I love Panama but it’s not all rainbows and unicorns. There are problems here too, as there are anywhere. One problem that is getting increasing attention is AIDS. According to USAIDS there were 21,000 people in Panama living with AIDS in 2016 (http://www.unaids.org/en/regionscountries/countries/panama) Of these a bit over half of them are getting antiretroviral therapy.
According to this article HERE, there is worry that thousands of young people are becoming infected. It’s in Spanish but roughly translated, it says 17 people between the ages of 15 and 19 were found to be infected in 2016, and 1175 between the ages of 10 and 19 have been found since the first case was identified in 1984. Young people aren’t being careful about taking precautions, and if they get infected they don’t want to tell their families because of the stigma. Half of the infected kids are in the Ngabe Bugle Comarca, the area belonging to the indigenous people. In that part of the country, getting people to treatment can be very challenging because much of it is inaccessible much of the time.
This article from NPR (in English) is much more alarming. San Felix is a town close to the edge of the Comarca and many indigenous come for the clinic there. The doctor in the clinic said in 2010 he had 30 people being treated for AIDS. By the end of last year he had 550. This article also talks about the stigma, and the very challenging problems of getting people care in such a remote and inaccessible area. Even getting condoms to the Comarca is difficult.
This article from News Room Panama from three years ago, said it was estimated that 20,000 people were living with AIDS. Efforts were just beginning to take the disease more seriously, find infected people and get them treatment (which is free). But, since many of the infected are LGBT, there is a lot of stigma to overcome for this and for the disease in general, along with the challenges of treating people in remote locations.

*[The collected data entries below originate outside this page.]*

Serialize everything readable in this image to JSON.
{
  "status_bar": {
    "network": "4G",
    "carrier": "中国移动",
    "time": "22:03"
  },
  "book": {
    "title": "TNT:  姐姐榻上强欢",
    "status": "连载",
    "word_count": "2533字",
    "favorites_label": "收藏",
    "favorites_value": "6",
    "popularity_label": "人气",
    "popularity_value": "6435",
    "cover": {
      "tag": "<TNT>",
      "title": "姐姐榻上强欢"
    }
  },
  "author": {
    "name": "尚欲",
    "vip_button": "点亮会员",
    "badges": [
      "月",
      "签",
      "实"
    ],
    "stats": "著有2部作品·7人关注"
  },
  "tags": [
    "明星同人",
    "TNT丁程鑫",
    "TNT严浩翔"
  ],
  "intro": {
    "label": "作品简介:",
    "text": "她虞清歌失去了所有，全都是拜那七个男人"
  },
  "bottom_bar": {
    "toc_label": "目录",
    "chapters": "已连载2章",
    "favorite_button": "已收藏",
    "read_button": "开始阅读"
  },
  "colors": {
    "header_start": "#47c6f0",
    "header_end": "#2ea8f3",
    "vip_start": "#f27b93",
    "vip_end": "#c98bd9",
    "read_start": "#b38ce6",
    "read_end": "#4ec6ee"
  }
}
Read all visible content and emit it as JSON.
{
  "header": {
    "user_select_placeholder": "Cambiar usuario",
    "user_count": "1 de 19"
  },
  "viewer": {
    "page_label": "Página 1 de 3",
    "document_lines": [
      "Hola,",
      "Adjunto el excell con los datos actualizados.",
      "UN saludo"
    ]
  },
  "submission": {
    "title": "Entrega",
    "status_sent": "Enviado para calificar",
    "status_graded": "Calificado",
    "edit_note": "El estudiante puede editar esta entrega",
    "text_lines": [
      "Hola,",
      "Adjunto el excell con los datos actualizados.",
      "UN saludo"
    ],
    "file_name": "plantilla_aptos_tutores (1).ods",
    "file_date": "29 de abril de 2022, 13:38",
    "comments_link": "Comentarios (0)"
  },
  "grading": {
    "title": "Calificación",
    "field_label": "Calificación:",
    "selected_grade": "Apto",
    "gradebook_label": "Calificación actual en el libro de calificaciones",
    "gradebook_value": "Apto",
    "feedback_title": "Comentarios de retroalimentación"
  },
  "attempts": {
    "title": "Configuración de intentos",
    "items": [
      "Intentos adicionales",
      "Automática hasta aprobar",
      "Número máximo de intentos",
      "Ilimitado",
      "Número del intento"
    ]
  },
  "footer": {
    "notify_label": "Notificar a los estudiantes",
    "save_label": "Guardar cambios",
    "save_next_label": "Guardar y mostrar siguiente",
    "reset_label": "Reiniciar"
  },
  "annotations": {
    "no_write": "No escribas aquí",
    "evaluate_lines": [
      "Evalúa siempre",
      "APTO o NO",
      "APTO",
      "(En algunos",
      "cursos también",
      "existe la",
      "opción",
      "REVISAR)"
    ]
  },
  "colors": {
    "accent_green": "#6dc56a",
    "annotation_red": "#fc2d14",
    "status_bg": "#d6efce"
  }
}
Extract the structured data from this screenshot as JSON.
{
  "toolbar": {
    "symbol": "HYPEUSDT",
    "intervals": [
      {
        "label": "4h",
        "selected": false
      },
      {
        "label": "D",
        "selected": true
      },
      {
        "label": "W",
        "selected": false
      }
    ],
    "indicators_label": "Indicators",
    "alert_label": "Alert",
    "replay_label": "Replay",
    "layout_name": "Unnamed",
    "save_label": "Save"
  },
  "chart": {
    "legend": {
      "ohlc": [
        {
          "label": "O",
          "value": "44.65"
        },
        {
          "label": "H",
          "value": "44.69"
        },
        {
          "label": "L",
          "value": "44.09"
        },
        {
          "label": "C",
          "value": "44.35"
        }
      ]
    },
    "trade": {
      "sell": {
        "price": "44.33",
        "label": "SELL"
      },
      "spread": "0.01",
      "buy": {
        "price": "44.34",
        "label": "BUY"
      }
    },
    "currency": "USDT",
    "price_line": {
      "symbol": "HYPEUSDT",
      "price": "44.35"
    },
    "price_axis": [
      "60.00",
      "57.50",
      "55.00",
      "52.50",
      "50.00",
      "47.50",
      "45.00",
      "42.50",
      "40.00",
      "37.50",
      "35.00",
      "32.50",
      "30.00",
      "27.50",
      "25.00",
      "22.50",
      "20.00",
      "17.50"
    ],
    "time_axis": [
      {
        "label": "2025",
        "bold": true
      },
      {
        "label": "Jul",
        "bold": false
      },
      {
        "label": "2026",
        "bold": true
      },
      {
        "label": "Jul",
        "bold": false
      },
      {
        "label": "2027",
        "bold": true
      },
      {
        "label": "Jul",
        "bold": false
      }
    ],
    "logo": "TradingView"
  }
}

AIDS is a horrible disease. Growing up in the music and arts world in New York, I know many people who died from it. If I hadn’t left the city in 1979 just before the disease starting spreading, who knows how it could have affected me too. As a nurse it caught up with me later in the Midwest as I started seeing infected patients. In Florida for a time, one of my jobs was to visit infected people and teach them how to inject a new medication that was having really promising results. Thankfully today, AIDS doesn’t have to be the death sentence it was in the past, but infected people have to be identified and treated, and everyone needs to be taught prevention.